Sparse Signal Reconstruction via Iterative Support Detection (0909.4359v2)

Abstract: We present a novel sparse signal reconstruction method "ISD", aiming to achieve fast reconstruction and a reduced requirement on the number of measurements compared to the classical l_1 minimization approach. ISD addresses failed reconstructions of l_1 minimization due to insufficient measurements. It estimates a support set I from a current reconstruction and obtains a new reconstruction by solving the minimization problem \min{\sum_{i\not\in I}|x_i|:Ax=b}, and it iterates these two steps for a small number of times. ISD differs from the orthogonal matching pursuit (OMP) method, as well as its variants, because (i) the index set I in ISD is not necessarily nested or increasing and (ii) the minimization problem above updates all the components of x at the same time. We generalize the Null Space Property to Truncated Null Space Property and present our analysis of ISD based on the latter. We introduce an efficient implementation of ISD, called threshold--ISD, for recovering signals with fast decaying distributions of nonzeros from compressive sensing measurements. Numerical experiments show that threshold--ISD has significant advantages over the classical l_1 minimization approach, as well as two state--of--the--art algorithms: the iterative reweighted l_1 minimization algorithm (IRL1) and the iterative reweighted least--squares algorithm (IRLS). MATLAB code is available for download from http://www.caam.rice.edu/~optimization/L1/ISD/.

• The paper demonstrates that iterative support detection significantly reduces measurement requirements while accurately reconstructing sparse signals.
• It introduces a novel algorithm that iteratively updates all signal components using support detection and truncated l1 minimization.
• Numerical experiments show that threshold-ISD achieves superior speed and recovery performance compared to methods like IRLS and IRL1.

Sparse Signal Reconstruction via Iterative Support Detection

The paper presents a sparse signal reconstruction method known as Iterative Support Detection (ISD). This approach addresses signal reconstructions that are unsuccessful due to insufficient measurements, which the classical $\ell_1$ minimization struggles with. ISD aims for prompt signal reconstruction with fewer required measurements compared to traditional methods.
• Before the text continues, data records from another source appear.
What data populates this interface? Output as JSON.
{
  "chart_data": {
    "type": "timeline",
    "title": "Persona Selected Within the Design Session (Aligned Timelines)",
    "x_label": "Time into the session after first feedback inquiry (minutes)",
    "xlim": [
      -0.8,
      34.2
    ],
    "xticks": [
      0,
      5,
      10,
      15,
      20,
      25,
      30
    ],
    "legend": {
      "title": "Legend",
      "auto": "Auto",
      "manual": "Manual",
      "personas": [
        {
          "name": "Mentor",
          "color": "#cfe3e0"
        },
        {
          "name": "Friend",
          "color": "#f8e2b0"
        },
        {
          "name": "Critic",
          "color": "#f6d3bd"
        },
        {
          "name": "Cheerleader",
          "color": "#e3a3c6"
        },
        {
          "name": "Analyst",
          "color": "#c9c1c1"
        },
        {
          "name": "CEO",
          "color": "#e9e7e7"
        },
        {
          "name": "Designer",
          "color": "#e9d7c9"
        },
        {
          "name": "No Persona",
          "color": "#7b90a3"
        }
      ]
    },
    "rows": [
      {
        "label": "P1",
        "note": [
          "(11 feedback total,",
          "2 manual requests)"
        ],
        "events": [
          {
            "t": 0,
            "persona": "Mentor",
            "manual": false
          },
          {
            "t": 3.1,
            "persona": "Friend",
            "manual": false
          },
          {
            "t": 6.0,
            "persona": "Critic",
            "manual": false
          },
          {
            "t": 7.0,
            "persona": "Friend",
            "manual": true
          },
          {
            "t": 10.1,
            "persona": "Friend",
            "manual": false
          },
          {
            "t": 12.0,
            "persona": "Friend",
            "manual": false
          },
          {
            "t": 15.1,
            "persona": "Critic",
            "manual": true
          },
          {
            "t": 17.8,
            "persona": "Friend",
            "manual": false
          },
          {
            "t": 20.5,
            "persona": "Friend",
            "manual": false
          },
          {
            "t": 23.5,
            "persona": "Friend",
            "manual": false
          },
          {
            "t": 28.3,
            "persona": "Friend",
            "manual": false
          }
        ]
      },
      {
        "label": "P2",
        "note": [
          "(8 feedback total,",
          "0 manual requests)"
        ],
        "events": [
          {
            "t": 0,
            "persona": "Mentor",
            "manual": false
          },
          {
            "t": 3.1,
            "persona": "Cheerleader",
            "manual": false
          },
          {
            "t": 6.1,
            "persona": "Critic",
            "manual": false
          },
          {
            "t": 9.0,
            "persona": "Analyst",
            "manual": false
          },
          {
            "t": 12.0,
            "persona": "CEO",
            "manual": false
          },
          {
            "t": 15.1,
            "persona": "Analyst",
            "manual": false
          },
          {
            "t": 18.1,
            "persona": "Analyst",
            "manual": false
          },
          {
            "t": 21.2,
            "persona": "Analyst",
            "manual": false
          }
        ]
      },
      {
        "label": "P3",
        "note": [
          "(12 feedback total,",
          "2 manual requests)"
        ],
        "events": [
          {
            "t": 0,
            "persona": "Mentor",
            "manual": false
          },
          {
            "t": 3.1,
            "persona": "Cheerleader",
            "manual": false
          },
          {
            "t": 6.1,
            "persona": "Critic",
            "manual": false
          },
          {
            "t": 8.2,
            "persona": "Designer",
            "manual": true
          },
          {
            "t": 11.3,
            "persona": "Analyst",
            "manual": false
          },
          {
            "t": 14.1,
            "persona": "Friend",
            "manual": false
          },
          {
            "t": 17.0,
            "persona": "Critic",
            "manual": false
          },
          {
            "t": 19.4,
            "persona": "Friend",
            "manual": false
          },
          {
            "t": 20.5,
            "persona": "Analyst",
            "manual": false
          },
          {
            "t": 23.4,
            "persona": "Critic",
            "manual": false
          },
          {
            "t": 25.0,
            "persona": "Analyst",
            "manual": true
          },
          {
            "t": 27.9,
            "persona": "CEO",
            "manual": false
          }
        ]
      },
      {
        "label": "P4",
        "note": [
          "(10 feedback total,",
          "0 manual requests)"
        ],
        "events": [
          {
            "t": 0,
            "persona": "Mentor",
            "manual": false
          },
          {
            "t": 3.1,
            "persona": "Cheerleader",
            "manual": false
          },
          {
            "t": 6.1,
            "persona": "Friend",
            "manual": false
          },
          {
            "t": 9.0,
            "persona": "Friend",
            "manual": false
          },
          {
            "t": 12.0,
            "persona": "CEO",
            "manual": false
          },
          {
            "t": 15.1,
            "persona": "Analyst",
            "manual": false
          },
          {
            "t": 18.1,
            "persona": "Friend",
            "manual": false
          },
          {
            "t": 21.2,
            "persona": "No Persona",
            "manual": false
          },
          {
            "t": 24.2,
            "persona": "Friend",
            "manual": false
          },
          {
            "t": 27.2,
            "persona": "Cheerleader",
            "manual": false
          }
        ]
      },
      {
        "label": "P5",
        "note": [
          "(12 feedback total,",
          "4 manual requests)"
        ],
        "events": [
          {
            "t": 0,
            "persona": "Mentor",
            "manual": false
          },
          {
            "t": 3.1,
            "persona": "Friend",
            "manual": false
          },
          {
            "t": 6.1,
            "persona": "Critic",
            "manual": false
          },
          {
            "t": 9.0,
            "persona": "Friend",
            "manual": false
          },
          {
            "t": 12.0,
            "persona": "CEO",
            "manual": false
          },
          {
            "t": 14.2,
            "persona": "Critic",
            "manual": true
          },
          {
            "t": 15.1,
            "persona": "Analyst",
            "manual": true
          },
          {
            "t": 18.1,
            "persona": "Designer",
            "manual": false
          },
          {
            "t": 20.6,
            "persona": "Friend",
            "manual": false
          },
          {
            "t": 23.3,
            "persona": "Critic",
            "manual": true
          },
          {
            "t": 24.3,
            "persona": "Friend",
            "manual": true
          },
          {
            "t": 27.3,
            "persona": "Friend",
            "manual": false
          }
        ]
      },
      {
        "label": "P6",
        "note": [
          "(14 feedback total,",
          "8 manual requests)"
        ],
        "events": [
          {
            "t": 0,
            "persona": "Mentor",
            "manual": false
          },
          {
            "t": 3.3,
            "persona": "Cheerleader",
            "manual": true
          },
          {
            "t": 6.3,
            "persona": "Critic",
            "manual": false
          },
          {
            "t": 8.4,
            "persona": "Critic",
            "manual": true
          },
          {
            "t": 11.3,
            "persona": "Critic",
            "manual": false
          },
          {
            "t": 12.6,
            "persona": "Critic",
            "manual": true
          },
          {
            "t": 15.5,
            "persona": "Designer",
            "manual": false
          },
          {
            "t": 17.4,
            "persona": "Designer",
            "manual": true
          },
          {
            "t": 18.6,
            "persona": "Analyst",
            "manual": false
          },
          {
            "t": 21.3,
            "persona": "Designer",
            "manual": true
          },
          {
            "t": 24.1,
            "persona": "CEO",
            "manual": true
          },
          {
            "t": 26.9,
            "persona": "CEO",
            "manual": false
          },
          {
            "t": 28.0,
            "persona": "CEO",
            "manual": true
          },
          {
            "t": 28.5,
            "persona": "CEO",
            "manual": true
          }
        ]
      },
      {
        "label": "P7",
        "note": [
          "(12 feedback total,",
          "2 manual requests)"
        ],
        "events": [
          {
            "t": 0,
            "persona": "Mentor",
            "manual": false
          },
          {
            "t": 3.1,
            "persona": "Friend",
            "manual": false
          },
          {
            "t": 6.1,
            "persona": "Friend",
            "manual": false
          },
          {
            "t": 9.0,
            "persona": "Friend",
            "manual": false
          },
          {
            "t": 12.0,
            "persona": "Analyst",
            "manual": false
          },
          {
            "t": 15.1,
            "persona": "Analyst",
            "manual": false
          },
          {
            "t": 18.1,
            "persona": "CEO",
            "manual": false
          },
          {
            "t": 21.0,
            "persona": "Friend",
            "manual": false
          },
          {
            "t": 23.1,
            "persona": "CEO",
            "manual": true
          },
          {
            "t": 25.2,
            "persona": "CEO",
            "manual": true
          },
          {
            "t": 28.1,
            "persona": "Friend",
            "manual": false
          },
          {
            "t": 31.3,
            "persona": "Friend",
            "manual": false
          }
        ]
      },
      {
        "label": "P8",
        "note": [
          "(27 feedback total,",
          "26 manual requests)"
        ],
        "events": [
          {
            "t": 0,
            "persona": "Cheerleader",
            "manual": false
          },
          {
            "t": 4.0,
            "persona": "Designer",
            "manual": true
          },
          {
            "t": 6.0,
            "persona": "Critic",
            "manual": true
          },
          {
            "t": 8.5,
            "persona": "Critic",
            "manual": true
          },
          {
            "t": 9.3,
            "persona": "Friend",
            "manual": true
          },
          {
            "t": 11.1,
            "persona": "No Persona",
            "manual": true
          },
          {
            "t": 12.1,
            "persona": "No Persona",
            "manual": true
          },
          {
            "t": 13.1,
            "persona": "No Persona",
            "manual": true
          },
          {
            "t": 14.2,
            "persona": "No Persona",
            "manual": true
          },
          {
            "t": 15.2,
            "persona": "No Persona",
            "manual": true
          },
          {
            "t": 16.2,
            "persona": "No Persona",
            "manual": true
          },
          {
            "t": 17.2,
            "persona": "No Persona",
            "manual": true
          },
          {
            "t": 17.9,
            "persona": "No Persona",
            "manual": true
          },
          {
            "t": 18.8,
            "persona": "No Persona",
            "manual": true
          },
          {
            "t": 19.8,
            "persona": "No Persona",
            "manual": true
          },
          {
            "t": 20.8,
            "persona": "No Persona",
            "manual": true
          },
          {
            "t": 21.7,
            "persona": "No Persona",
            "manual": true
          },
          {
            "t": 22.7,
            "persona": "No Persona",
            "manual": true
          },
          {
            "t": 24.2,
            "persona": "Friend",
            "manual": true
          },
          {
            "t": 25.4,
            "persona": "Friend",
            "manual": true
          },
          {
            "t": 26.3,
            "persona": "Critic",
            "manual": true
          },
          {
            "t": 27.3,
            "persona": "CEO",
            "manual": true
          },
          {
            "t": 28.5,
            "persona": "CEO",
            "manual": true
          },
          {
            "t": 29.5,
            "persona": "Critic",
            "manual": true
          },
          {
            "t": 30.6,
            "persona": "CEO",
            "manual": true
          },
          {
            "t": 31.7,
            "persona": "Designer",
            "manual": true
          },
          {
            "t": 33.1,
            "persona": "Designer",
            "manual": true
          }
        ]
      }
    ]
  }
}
Core Concepts and Methodology

The paper establishes the foundational algorithmic structure of ISD. The core of the ISD method lies in its iterative process comprising support detection and signal reconstruction. It deviates from the traditional orthogonal matching pursuit (OMP) and its variants by not relying on a nested or expanding index set. Instead, ISD iteratively updates all components of $x$ simultaneously.

Theoretical Analysis

A key theoretical advancement within the paper is the introduction of the truncated null space property (t-NSP), a generalization of the well-known null space property (NSP). The insufficient recovery conditions of truncated $\ell_1$ minimization are investigated, which are central to explaining why ISD can often recover sparse signals when the classical methods cannot. The paper details the stability of the truncated $\ell_1$ minimization, providing bounds on the error between the true signal and the reconstructed signal under certain conditions.

Numerical Experiments and Results

Numerical experiments showcase the efficiency of ISD, specifically through its implementation variant, threshold-ISD. This version demonstrated significant improvements in performance over the classical $\ell_1$ minimization, as well as over the iterative reweighted $\ell_1$ minimization (IRL1) and the iteratively reweighted least squares (IRLS) algorithms. The results prove especially robust for signals with rapidly decaying non-zero distributions.

Threshold-ISD was successful in recovering signals with fewer measurements compared to state-of-the-art methods. The numerical validation highlights ISD’s order-of-magnitude speed retention over methods like IRLS, substantiating the practical applicability of ISD in real-world scenarios where signal dimensions are substantial.

Practical Implications and Future Directions

The practical implications of ISD and its efficient variant, threshold-ISD, suggest immediate applications in fields associated with compressive sensing and signals with fast decaying non-zero components. The findings indicate potential expansion into areas necessitating rapid, high-accuracy signal reconstruction with limited data acquisition capabilities.

The paper identifies further expansion of the ISD framework through enhanced support detection strategies accommodating diverse signal structures. Future research opportunities include developing support detection mechanisms leveraging model-based compressive sensing theories and adapting ISD to different minimization frameworks beyond $\ell_1$.

In sum, the ISD method introduces a significant advancement in sparse signal reconstruction, demonstrating improved speed and reduced measurement demands. The paper lays a formidable groundwork for future exploration into novel signal reconstruction paradigms.